The artist suffered a shooting accident in his youth, meaning he had to learn to paint with his left hand and was exempt from active service in the First World War.
He still managed to establish himself as an artist and a teacher, however. Canadian artist Emily Carr was probably his best-known pupil.
Talmage’s work appears at auction fairly often. Typically he depicted views of the Cornish coast or idyllic scenes with languid figures or horses.
A work that recently emerged at Hampshire saleroom Andrew Smith & Son (21% buyer’s premium) was rather different.
The Bass Fisher depicted a woman sitting on the rocks fishing with her creel beside her. The subject, colours and composition made it stand out from the majority of his known output and it was arguably more serene, striking and composed. It was also significantly larger than most and had a good date.
The 2ft 11in x 3ft 10in (88cm x 1.16m) signed oil on canvas was dated 1917 and, by repute, it had one of the artist’s Royal Academy exhibits.
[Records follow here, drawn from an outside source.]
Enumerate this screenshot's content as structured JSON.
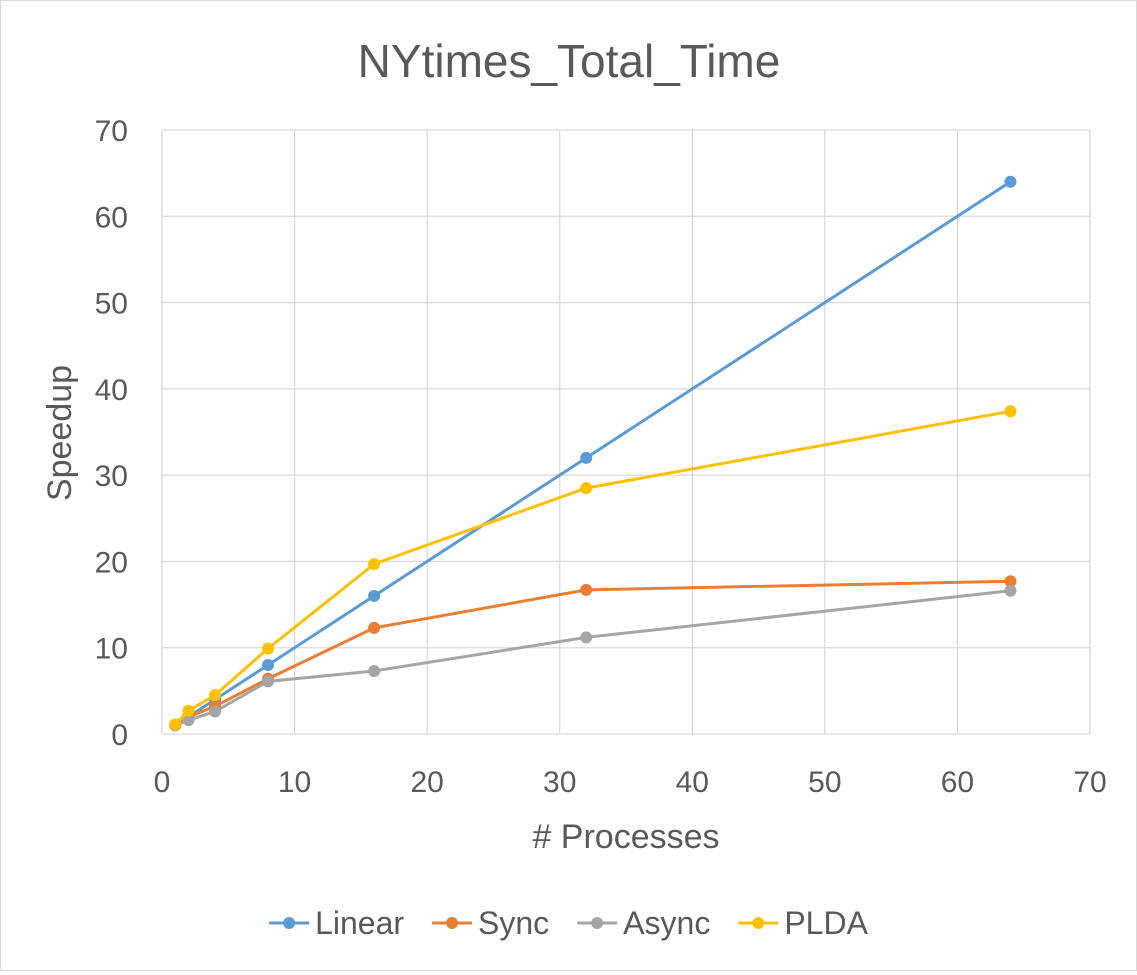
{
  "chart_data": {
    "type": "scatter",
    "title": "NYtimes_Total_Time",
    "xlabel": "# Processes",
    "ylabel": "Speedup",
    "xlim": [
      0,
      70
    ],
    "ylim": [
      0,
      70
    ],
    "xticks": [
      0,
      10,
      20,
      30,
      40,
      50,
      60,
      70
    ],
    "yticks": [
      0,
      10,
      20,
      30,
      40,
      50,
      60,
      70
    ],
    "grid": true,
    "legend_position": "bottom",
    "markers": true,
    "lines": "straight",
    "series": [
      {
        "name": "Linear",
        "color": "#5b9bd5",
        "x": [
          1,
          2,
          4,
          8,
          16,
          32,
          64
        ],
        "y": [
          1,
          2,
          4,
          8,
          16,
          32,
          64
        ]
      },
      {
        "name": "Sync",
        "color": "#ed7d31",
        "x": [
          1,
          2,
          4,
          8,
          16,
          32,
          64
        ],
        "y": [
          1,
          2,
          3.2,
          6.4,
          12.3,
          16.7,
          17.7
        ]
      },
      {
        "name": "Async",
        "color": "#a5a5a5",
        "x": [
          1,
          2,
          4,
          8,
          16,
          32,
          64
        ],
        "y": [
          1,
          1.6,
          2.6,
          6.1,
          7.3,
          11.2,
          16.6
        ]
      },
      {
        "name": "PLDA",
        "color": "#ffc000",
        "x": [
          1,
          2,
          4,
          8,
          16,
          32,
          64
        ],
        "y": [
          1.1,
          2.7,
          4.5,
          9.9,
          19.7,
          28.5,
          37.4
        ]
      }
    ]
  }
}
It came to auction from a local Hampshire vendor, having been in the same family since at least the 1960s.
Against a £2000-3000 estimate at the sale on December 15-16, it attracted strong interest not only from the UK but also overseas. It was knocked down at £13,500 to a collector in New York.
The only higher price at auction recorded for the artist is the $22,500 (£17,060) for Seaside View from 1922, another large work but more in keeping with his brighter style.